In the Bronx, a Hindu temple focuses on ‘food justice work’
On a quiet residential street is a small Hindu temple. It was founded in 1997 by a Guyanese priest, Pandit Vishnu Sukul.
Since the priest’s death three years ago, his children, Pandit Vyaas Sukul and Bharati Kemraj, along with his widow, have been in charge.
The temple is called Vishnu Mandir.
The Bronx is the city’s poorest borough. It is home to a large Catholic population, with 38 percent of its residents identifying as such in 2014, including 28 percent who are Latino.

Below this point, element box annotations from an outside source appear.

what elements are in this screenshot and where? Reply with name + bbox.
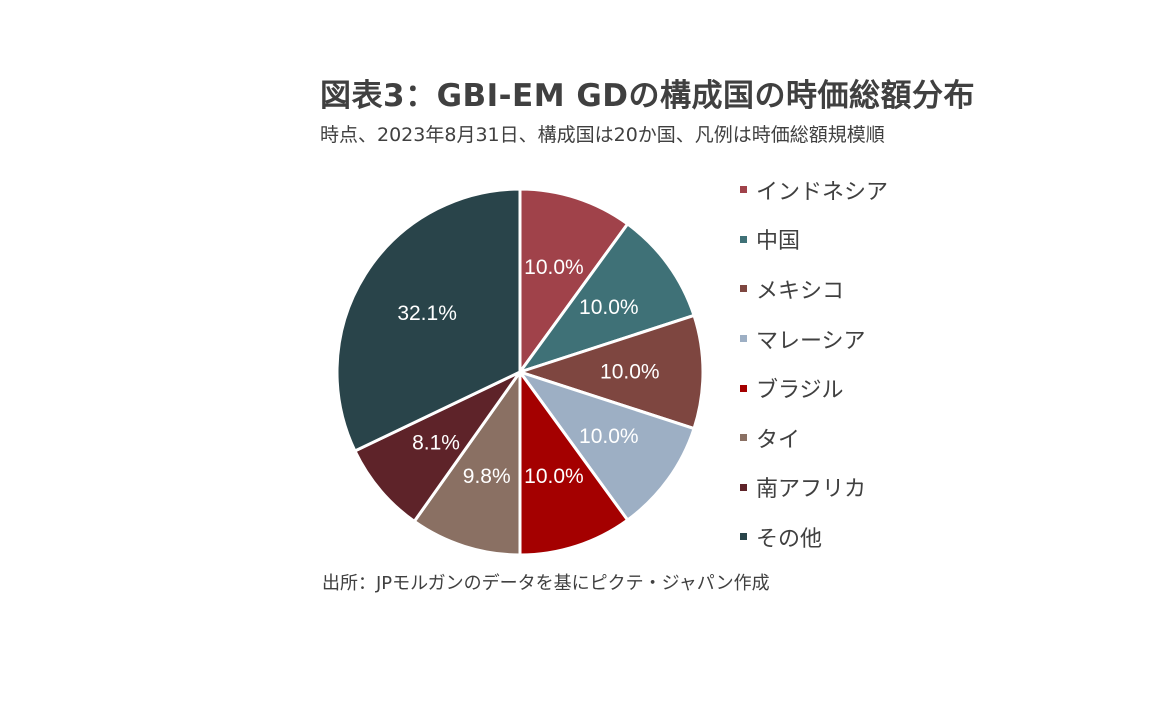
legend-label: マレーシア	[756, 328, 866, 354]
legend-swatch	[740, 186, 747, 194]
pie-slice	[412, 367, 522, 557]
pie-chart: 10.0% 10.0% 10.0% 10.0% 10.0% 9.8%8.1% 32.1%	[335, 187, 705, 557]
pie-slice	[516, 221, 696, 375]
legend-swatch	[740, 533, 747, 541]
pie-slice	[335, 187, 522, 453]
legend-item: ブラジル	[740, 363, 888, 413]
legend-label: タイ	[756, 427, 801, 453]
legend-item: 中国	[740, 215, 888, 265]
legend-item: マレーシア	[740, 314, 888, 364]
legend-label: インドネシア	[756, 179, 889, 205]
legend-swatch	[740, 483, 747, 491]
legend-swatch	[740, 235, 747, 243]
data-label: 9.8%	[463, 465, 511, 488]
pie-slice	[515, 313, 705, 431]
legend-item: インドネシア	[740, 165, 888, 215]
legend-item: タイ	[740, 413, 888, 463]
pie-slice	[518, 367, 630, 557]
legend-label: メキシコ	[756, 278, 845, 304]
legend-label: その他	[756, 526, 823, 552]
chart-title: 図表3：GBI-EM GDの構成国の時価総額分布	[320, 78, 976, 114]
data-label: 10.0%	[524, 256, 584, 279]
legend-label: ブラジル	[756, 378, 844, 404]
source-note: 出所：JPモルガンのデータを基にピクテ・ジャパン作成	[322, 573, 770, 594]
data-label: 10.0%	[579, 296, 639, 319]
legend-label: 南アフリカ	[756, 477, 867, 503]
chart-subtitle: 時点、2023年8月31日、構成国は20か国、凡例は時価総額規模順	[320, 124, 885, 146]
data-label: 10.0%	[579, 425, 639, 448]
legend-swatch	[740, 384, 747, 392]
legend-label: 中国	[756, 229, 801, 255]
data-label: 10.0%	[524, 465, 584, 488]
legend-swatch	[740, 335, 747, 343]
legend-swatch	[740, 285, 747, 293]
data-label: 32.1%	[397, 302, 457, 325]
legend-swatch	[740, 434, 747, 442]
pie-slice	[516, 369, 696, 523]
chart-legend: インドネシア 中国メキシコマレーシアブラジルタイ南アフリカその他	[740, 165, 888, 562]
legend-item: その他	[740, 512, 888, 562]
pie-slice	[352, 368, 525, 524]
pie-slice	[518, 187, 630, 377]
legend-item: メキシコ	[740, 264, 888, 314]
data-label: 8.1%	[412, 431, 460, 454]
legend-item: 南アフリカ	[740, 463, 888, 513]
data-label: 10.0%	[600, 361, 660, 384]
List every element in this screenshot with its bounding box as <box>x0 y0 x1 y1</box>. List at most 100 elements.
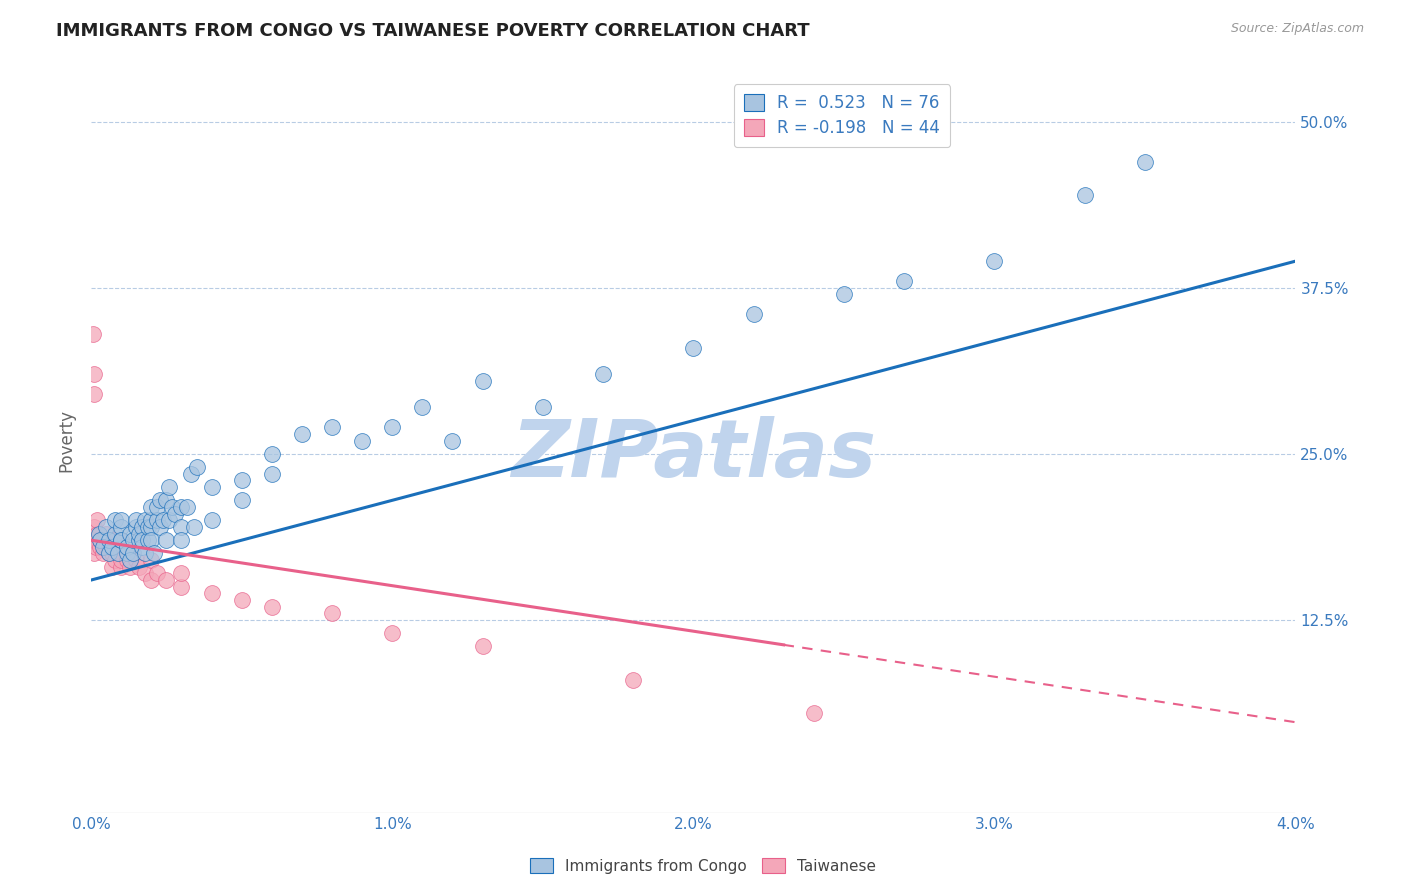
Point <box>411 401 433 415</box>
Point <box>110 520 132 534</box>
Point <box>104 553 127 567</box>
Point <box>170 533 193 548</box>
Point <box>120 559 142 574</box>
Point <box>101 540 124 554</box>
Point <box>186 460 208 475</box>
Point <box>149 493 172 508</box>
Point <box>321 606 343 620</box>
Point <box>381 626 404 640</box>
Point <box>155 533 177 548</box>
Point <box>98 540 121 554</box>
Point <box>742 307 765 321</box>
Point <box>125 513 148 527</box>
Y-axis label: Poverty: Poverty <box>58 409 75 472</box>
Point <box>86 526 108 541</box>
Text: Source: ZipAtlas.com: Source: ZipAtlas.com <box>1230 22 1364 36</box>
Point <box>117 546 139 560</box>
Point <box>141 520 163 534</box>
Point <box>120 526 142 541</box>
Point <box>231 493 253 508</box>
Point <box>471 640 494 654</box>
Point <box>170 520 193 534</box>
Point <box>87 526 110 541</box>
Point <box>117 553 139 567</box>
Point <box>107 546 129 560</box>
Point <box>128 533 150 548</box>
Point <box>104 526 127 541</box>
Point <box>120 553 142 567</box>
Point <box>200 480 222 494</box>
Point <box>110 533 132 548</box>
Point <box>165 507 187 521</box>
Point <box>141 500 163 514</box>
Point <box>183 520 205 534</box>
Point <box>321 420 343 434</box>
Point <box>110 559 132 574</box>
Point <box>104 513 127 527</box>
Point <box>86 513 108 527</box>
Point <box>531 401 554 415</box>
Point <box>146 513 169 527</box>
Point <box>101 559 124 574</box>
Point <box>89 533 111 548</box>
Point <box>152 513 174 527</box>
Point <box>291 426 314 441</box>
Legend: R =  0.523   N = 76, R = -0.198   N = 44: R = 0.523 N = 76, R = -0.198 N = 44 <box>734 84 950 147</box>
Point <box>107 546 129 560</box>
Point <box>125 553 148 567</box>
Point <box>110 553 132 567</box>
Point <box>110 533 132 548</box>
Point <box>125 520 148 534</box>
Point <box>592 367 614 381</box>
Point <box>134 546 156 560</box>
Point <box>82 533 104 548</box>
Point <box>155 573 177 587</box>
Legend: Immigrants from Congo, Taiwanese: Immigrants from Congo, Taiwanese <box>524 852 882 880</box>
Point <box>122 533 145 548</box>
Text: IMMIGRANTS FROM CONGO VS TAIWANESE POVERTY CORRELATION CHART: IMMIGRANTS FROM CONGO VS TAIWANESE POVER… <box>56 22 810 40</box>
Point <box>96 520 118 534</box>
Point <box>146 500 169 514</box>
Point <box>170 580 193 594</box>
Point <box>83 546 105 560</box>
Point <box>352 434 374 448</box>
Point <box>471 374 494 388</box>
Point <box>101 546 124 560</box>
Point <box>138 533 160 548</box>
Point <box>98 546 121 560</box>
Point <box>110 546 132 560</box>
Point <box>143 546 166 560</box>
Point <box>170 566 193 581</box>
Point <box>134 513 156 527</box>
Point <box>260 467 283 481</box>
Point <box>117 540 139 554</box>
Point <box>128 526 150 541</box>
Point <box>83 387 105 401</box>
Point <box>149 520 172 534</box>
Point <box>231 593 253 607</box>
Point <box>83 533 105 548</box>
Point <box>141 573 163 587</box>
Point <box>200 586 222 600</box>
Point <box>96 526 118 541</box>
Point <box>381 420 404 434</box>
Point <box>82 327 104 342</box>
Point <box>1133 154 1156 169</box>
Point <box>98 546 121 560</box>
Point <box>110 513 132 527</box>
Point <box>131 520 153 534</box>
Point <box>176 500 198 514</box>
Point <box>96 540 118 554</box>
Point <box>682 341 704 355</box>
Point <box>1073 187 1095 202</box>
Point <box>155 493 177 508</box>
Point <box>141 533 163 548</box>
Point <box>134 566 156 581</box>
Point <box>122 546 145 560</box>
Point <box>260 447 283 461</box>
Point <box>138 520 160 534</box>
Point <box>128 559 150 574</box>
Point <box>159 480 181 494</box>
Point <box>159 513 181 527</box>
Point <box>621 673 644 687</box>
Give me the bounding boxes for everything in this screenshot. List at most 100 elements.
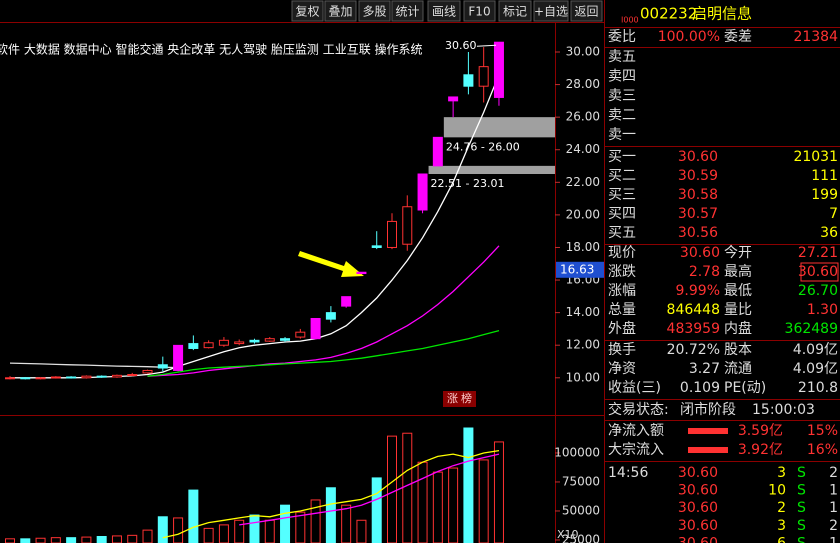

Although the oldest and grandest Hindu temples are in Queens, Hindu New Yorkers in the other four boroughs often frequent small, intimate houses of worship like Vishnu Mandir, in Soundview.
It is a point of pride for the community that since it opened in the ’90s, the temple has never shut its doors, even during the height of the pandemic, Ms. Kemraj said.
Pandit Vyaas took his father’s place as the temple’s pandit, or Hindu priest, after he died. Every Sunday he drives in from his home on Long Island to lead roughly 75 devotees in a two-hour service of chants and prayers.
After services, volunteers pass out vegan meals in to-go containers — rice, dal, curries of pumpkin, eggplant — and bags of fresh produce.
It is part of what Ms. Kemraj calls the temple’s “food justice work,” which includes food giveaways and events aimed at people outside the temple, too. She believes Vishnu Mandir to be the first Hindu temple, perhaps in the world, she said, to book a Muslim drag queen to perform during Pride Month.
“We don’t just serve the needs of the Hindu community or the South Asian community, but others in the Caribbean community, especially Guyana,” she said.
On a recent windy Sunday, Mr. Sukul shared a teaching from the deity Hanuman, on the importance of appreciating God during the good times and the bad.
“If you use the name of God like medicine to get better, and then you leave it in the cabinet when you are not sick, it makes no sense,” Pandit Vyaas said. “Hanumanji says when you have a problem, chant the name of God. But also when you are happy and don’t have a problem, chant the name of God.”
Afterward, the worshipers blessed themselves, put on their layers of heavy coats and headed out into the cold.